For highly original contributions to the foundation of statistical inference and computational statistics.

Po-Ling Loh

University of Cambridge 

For fundamental contributions to high-dimensional statistics and machine learning, in particular, the study of non-convex penalized estimators, robust statistics, network inference and differential privacy, and for substantial contributions to the profession through work with statistical societies and editorial service.

Qi Long

University of Pennsylvania

For distinguished contributions to advancing statistics and data science; for outstanding leadership in the impactful application of statistics in biomedicine.

Elchanan Mossel

MIT 

For deep, seminal contributions to probability theory and combinatorial statistics, with wide-ranging applications in computational biology, network science, mathematical economics, and the theory of computing.

Bhramar Mukherjee

Yale School of Public Health 

For influential contributions to the statistics of public health, particularly in developing empirical Bayes methods for case-control studies, advancing gene-environment interaction analysis, mediation analysis, and infectious disease research, for dedicated mentorship of students and early career researchers, and for exemplary leadership and service to the profession.

Roberto Imbuzeiro Oliveira

Instituto de Matemática Pura e Aplicada (IMPA) 

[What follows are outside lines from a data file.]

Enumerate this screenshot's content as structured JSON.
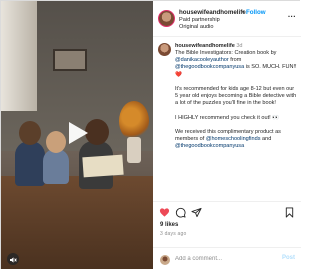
{
  "header": {
    "username": "housewifeandhomelife",
    "separator": "•",
    "follow_label": "Follow",
    "line1": "Paid partnership",
    "line2": "Original audio",
    "more_label": "..."
  },
  "caption": {
    "username": "housewifeandhomelife",
    "time": "3d",
    "line1_pre": "The Bible Investigators: Creation book by ",
    "mention1": "@danikacooleyauthor",
    "line1_mid": " from ",
    "mention2": "@thegoodbookcompanyusa",
    "line1_post": " is SO. MUCH. FUN!! ❤️",
    "para2": "It's recommended for kids age 8-12 but even our 5 year old enjoys becoming a Bible detective with a lot of the puzzles you'll fine in the book!",
    "para3": "I HIGHLY recommend you check it out! 👀",
    "para4_pre": "We received this complimentary product as members of ",
    "mention3": "@homeschoolingfinds",
    "para4_mid": " and ",
    "mention4": "@thegoodbookcompanyusa"
  },
  "actions": {
    "likes": "9 likes",
    "ago": "3 days ago"
  },
  "comment": {
    "placeholder": "Add a comment...",
    "post_label": "Post"
  },
  "colors": {
    "accent": "#0095f6",
    "like": "#ed4956",
    "text": "#262626",
    "muted": "#8e8e8e"
  }
}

For being a leading researcher in probability and mathematical statistics with a rarely seen breadth of interests and expertise.

Soumik Pal

University of Washington, Seattle 

For significant contributions to the mathematics and applications of probability, the educational environment, and to the mission of the Institute of Mathematical Statistics.

Aaditya Kumar Ramdas

Carnegie Mellon University 

For pioneering the new subfield of game-theoretic statistics based on e-values, confidence sequences and betting, and for fundamental contributions to post-selection inference and multiple testing, conformal prediction and statistical machine learning.

James M. Robins

Harvard TH Chan School of Public Health 

For outstanding and sustained contributions to statistical theory and methods for causal inference and semiparametrics, and for dedication to mentoring young statisticians.

Andrea Rotnitzky

University of Washington, Seattle 

For groundbreaking contributions to semiparametric theory for causal inference and missing data analysis, the development of doubly robust estimation, the integration of semiparametric efficiency theory with causal graphical models.

Rajen D. Shah

University of Cambridge 

For developing highly innovative and important statistical methodology and theory for conditional independence testing, variable selection, covariance matrix estimation, goodness-of-fit testing, and for exemplary service to the profession.

Allan Murray Sly

Princeton University 

For being one of the best probabilists in the world with astounding impact on the field – having completely settled formidable problems that had challenged, and often baffled, probabilists, statisticians and computer scientists for decades.

Weijie Su

University of Pennsylvania 

For groundbreaking advancements in statistical viewpoints on privacy-preserving data analysis; for novel applications of shape-restricted regression to enhance peer review; for fundamental progress in understanding gradient-based optimization methods; and for significant contributions to the theoretical underpinnings of deep learning.